Although he’s been practicing functional forms of fitness for years, Golden hadn’t been exposed to CrossFit until last year’s Open. In fact, 11.1 was his first ever CrossFit workout. Skip forward six weeks and Golden wrapped up the 2011 Open season solidly positioned 125th in the SoCal region. With that experience in his pocket, Golden decided to train hard and make a push for 2012.

“I realized in 2011 I had what it took, but I needed to work on a lot of things,” Golden says. “For instance, I never did an overhead squat in my life until 11.4. Finishing 125th was encouraging and we are aiming for a top 10 SoCal finish this year.”

So he did what every serious athlete would do. He quit his well paying and stable job, left the comfortable confines of the city, and joined his lifelong friend and coach Ben Green in Grover Beach, Calif. Grover Beach is a small town outside of Santa Barbara, Calif., where they get raw milk delivered fresh from the pasture and drive past the farms that sell the grass-fed meats that fuel their diets. In other words, a CrossFit Games training camp utopia.

Golden has dedicated the last year of his life for this moment – and it’s paying dividends. He’s been doing multiple performance- and competition-based workouts a day and has planned both his diet and his exercise payload around the 2012 Games season.
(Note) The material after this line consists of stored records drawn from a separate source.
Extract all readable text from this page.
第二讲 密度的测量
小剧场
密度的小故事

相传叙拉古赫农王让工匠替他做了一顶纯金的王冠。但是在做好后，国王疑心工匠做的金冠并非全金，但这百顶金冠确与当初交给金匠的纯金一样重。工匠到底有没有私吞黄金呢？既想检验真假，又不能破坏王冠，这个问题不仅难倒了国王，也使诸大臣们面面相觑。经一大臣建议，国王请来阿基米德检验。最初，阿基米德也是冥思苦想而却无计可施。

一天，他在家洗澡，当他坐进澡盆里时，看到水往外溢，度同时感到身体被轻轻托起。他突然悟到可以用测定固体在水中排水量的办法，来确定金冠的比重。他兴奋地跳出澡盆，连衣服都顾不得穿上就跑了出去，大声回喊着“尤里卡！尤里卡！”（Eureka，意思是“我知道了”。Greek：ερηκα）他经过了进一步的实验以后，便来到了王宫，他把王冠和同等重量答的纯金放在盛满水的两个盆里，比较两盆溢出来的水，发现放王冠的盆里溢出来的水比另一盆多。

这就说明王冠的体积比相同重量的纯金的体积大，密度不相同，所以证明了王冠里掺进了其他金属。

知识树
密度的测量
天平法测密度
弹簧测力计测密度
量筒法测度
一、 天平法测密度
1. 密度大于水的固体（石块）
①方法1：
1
Golden cashed in 140 Burpees on Workout 12.1 to place him 45th in the world (5th in SoCal). Proving he can handle heavy weight along with body weight movements, he completed 90 reps in 12.2, placing him 19th worldwide (5th in SoCal). Those scores land him in 2nd place both worldwide and in SoCal through two weeks. He even scored a 483 on 12.3 in his early test run.

Nicknamed “La Machina,” Golden has a robot-like ability to just keep going (and going) in a workout. Ironically, Golden feels this is counter-intuitive to his true approach to CrossFit and why he has done so well. When asked what motivates him to get back up and crush the next workout, he simply tells it like it is. “I guess I’m just an animal, and animals like eating things in their way and winning … but that kind of goes against the whole ‘La Machina’ thing. I guess in reality I’m something like a machine-animal transformer.”

Every year, a few new faces emerge during the Open as serious contenders for the CrossFit Games title. This year, Golden is making a well planned move to be one of those athletes, and the machine-animal transformer is looking to devour everything in its path.